Dan Niu's shape looks a bit like a young Jobs!
The film is adapted from a real event. I thought it was ridiculous at the first time. What kind of prison escape plan can be so stupidly criticized? But after thinking about it, I think it is reasonable. As the saying goes, "the most dangerous place is the safest place."
After accepting the "target" setting, it can be said that the emotional rendering of the film is very good, using a lot of close-up shots that show details to show the tension of the protagonist and the feeling that the scene is almost out of control.
Several sets of parallel montages are designed to advance the time and speed up the rhythm, and the effect is not bad.
Personally, I feel that the performance of the guards is a bit too much. They are too ferocious and cunning, but they fail to constitute a substantial obstacle to the protagonist's "prison escape" action.
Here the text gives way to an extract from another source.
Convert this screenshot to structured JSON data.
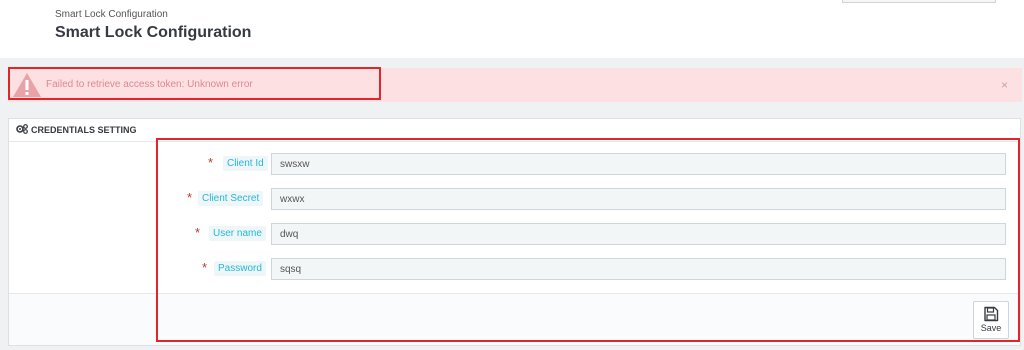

And there is no account of how these characters end up (punishment or redemption), which seems to undercut the integrity of these characters.
Overall, the presentation of the story is spot on, but because the story itself is a bit unconvincing (although it's true)
For example, why is the prison door wide open and there is not even a guard at the door, even now there is a security guard at the entrance of the kindergarten
This may have its historical reasons, but I can't accept it myself.
And this makes the film slightly less
Of course, we cannot ignore the film's reflection on "racial segregation", a special historical product of the United States, and the critical and ironic core of "racial discrimination", a still-existing social phenomenon
So I think the archetypal story is great, the film is exciting, but it can't be as great as The Shawshank Redemption.